Merging in the wrong direction or accidentally jumping a divider into oncoming traffic will also lead to a head-on crash.

According to the Insurance Information Institute, about 10.9% of all fatal crashes are head-on collisions. And the NSC finds that nearly 30% of fatal traffic collisions between two or more cars are head-on. Head-on car crashes are one of the most dangerous car accidents to be involved in.

Sideswipe Accidents

A sideswipe accident

A sideswipe accident happens when two cars hit each other’s sides while traveling in the same direction.

This frequently takes place when drivers are merging and changing lanes, not paying attention to other drivers doing the same. Failing to use turn signals or not checking for blind spots further increases the likelihood of a sideswipe.

The best-case scenario with a sideswipe accident is that neither driver loses control. When under control, this type of car accident may only result in minor damage and injuries.

However, if one or both drivers lose control of their vehicle, a sideswipe situation can turn fatal. In fact, the NSC records about 1,600 deaths annually from this type of vehicle collision.

Rollover Car Accidents

A car rollover accident on the grass.

Car rollover accidents occur when a vehicle loses traction on the road and topples sideways before rolling on the road.

Sometimes the car may flip multiple times, which is extremely dangerous for the driver and passengers inside. This is especially true if anyone in the vehicle is not wearing their seatbelt.

There are two types of rollover car accidents:

  • Tripped rollovers
  • Untripped rollovers

A tripped rollover means that an external object caused the rollover accident, like road debris in a highway.

Untripped means that some driver action or vehicle feature causes the roll, like turning the steering wheel too suddenly.

Large vehicles like trucks and SUVs are more prone to rollovers due to their innate top-heaviness. But any car can experience a rollover, especially during unsafe weather conditions where tires lose traction the most.

T-Bone Car Accidents

A T-bone car accident.

A T-Bone car accident happens when the front of one car crashes into the side of another vehicle. Frequently seen at intersections, many T-Bones start due to one car not appropriately yielding the right-of-way.

This “angle collision” is particularly dangerous due to how little protection exists between passengers on the side of a vehicle. There’s reduced protection offered to passengers on a car’s side compared to its front and back bumpers.

The best protection for anyone in a T-Bone accident is wearing a seatbelt, though it’s still often not enough. It also makes this type of traffic collision one of the worst for children, who tend to be backseat passengers.

Some potential T-Bone injuries include:

  • Traumatic brain injury
  • Broken bones
  • Internal bleeding

Sadly, there are more than 467,000 injuries and 6,400 deaths annually from this type of car accident.

Single Car Accidents

A single-car accident involving a tree.

People often think of car accidents as an event involving two or more vehicles. However, a huge number of traffic collisions in the United States only involve one car.

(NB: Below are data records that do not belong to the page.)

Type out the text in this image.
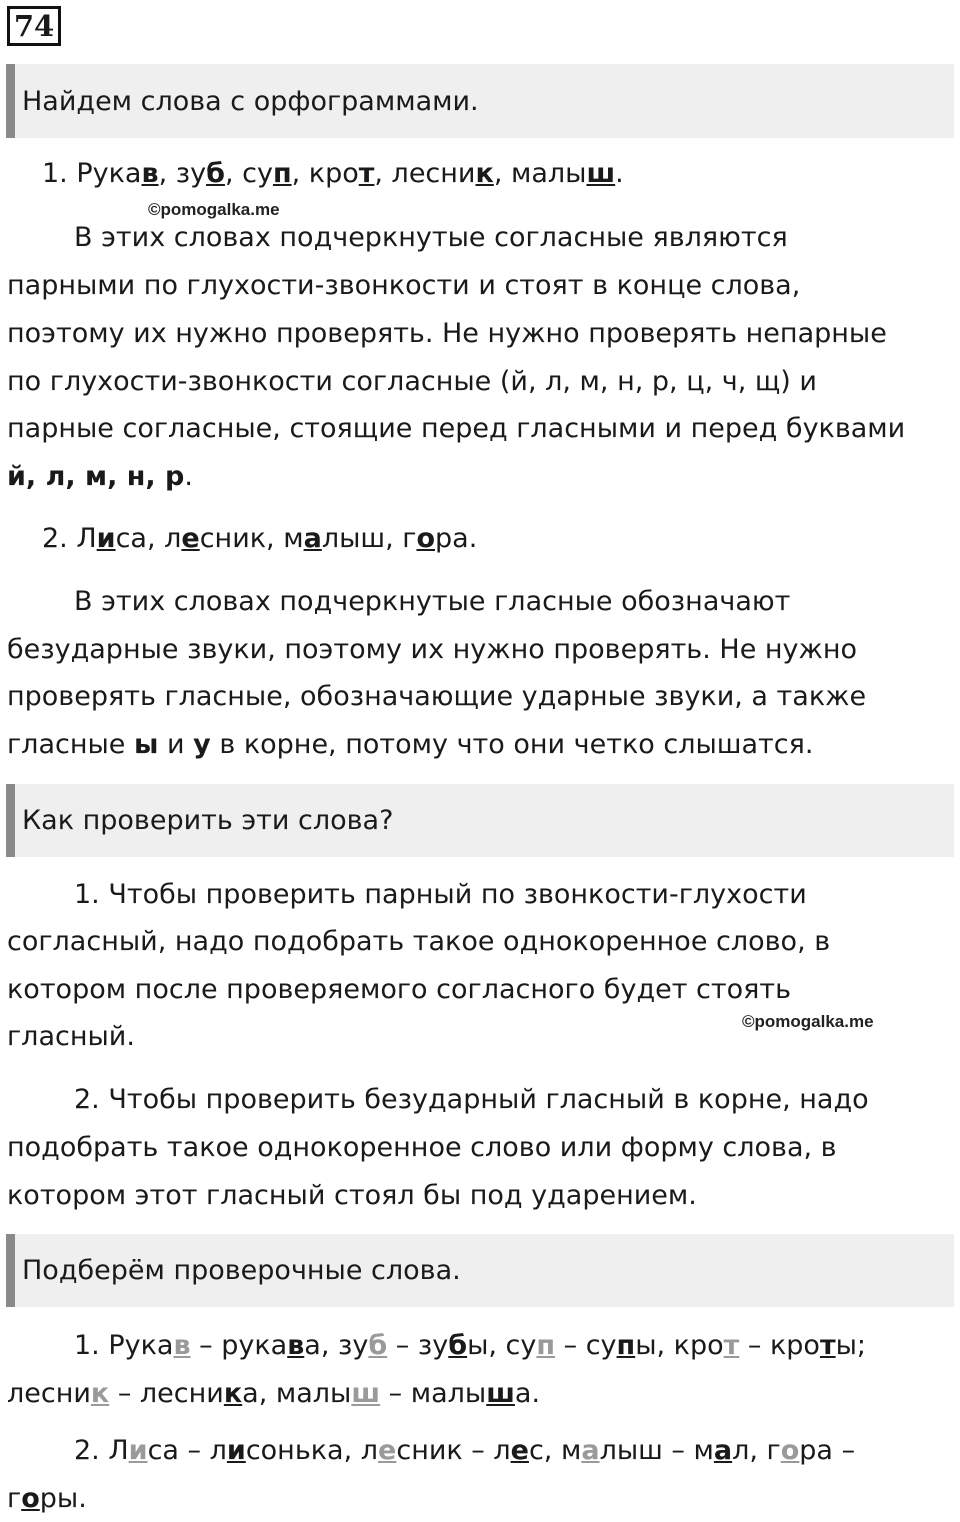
74
Найдем слова с орфограммами.
1. Рукав, зуб, суп, крот, лесник, малыш.
©pomogalka.me
В этих словах подчеркнутые согласные являются
парными по глухости-звонкости и стоят в конце слова,
поэтому их нужно проверять. Не нужно проверять непарные
по глухости-звонкости согласные (й, л, м, н, р, ц, ч, щ) и
парные согласные, стоящие перед гласными и перед буквами
й, л, м, н, р.
2. Лиса, лесник, малыш, гора.
В этих словах подчеркнутые гласные обозначают
безударные звуки, поэтому их нужно проверять. Не нужно
проверять гласные, обозначающие ударные звуки, а также
гласные ы и у в корне, потому что они четко слышатся.
Как проверить эти слова?
1. Чтобы проверить парный по звонкости-глухости
согласный, надо подобрать такое однокоренное слово, в
котором после проверяемого согласного будет стоять
©pomogalka.me
гласный.
2. Чтобы проверить безударный гласный в корне, надо
подобрать такое однокоренное слово или форму слова, в
котором этот гласный стоял бы под ударением.
Подберём проверочные слова.
1. Рукав – рукава, зуб – зубы, суп – супы, крот – кроты;
лесник – лесника, малыш – малыша.
2. Лиса – лисонька, лесник – лес, малыш – мал, гора –
горы.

Single car accidents consistently account for more than 600,000 injury crashes and 11,700 fatal crashes every year. Most collisions come from driver error and harsh road conditions. It’s possible for your vehicle to malfunction while driving, causing you to crash into a wall or object on the road.

In these situations, you may think no one was at-fault but your own. But single car accidents also occur when a driver swerves to miss an object, like an animal on the road. If your crash was caused from a poorly-maintained road, you may also have an auto accident claim against the city.

Multiple Vehicle Collisions

A multi-car accident.

Otherwise known as a “pile up”, multiple vehicle collisions are a type of car accident that involves three or more automobiles.

Chances of multi-car accidents increase on highways where cars tend to be driving faster and closer to each other. The risk of collision increases as rising speeds inhibit driver reaction time.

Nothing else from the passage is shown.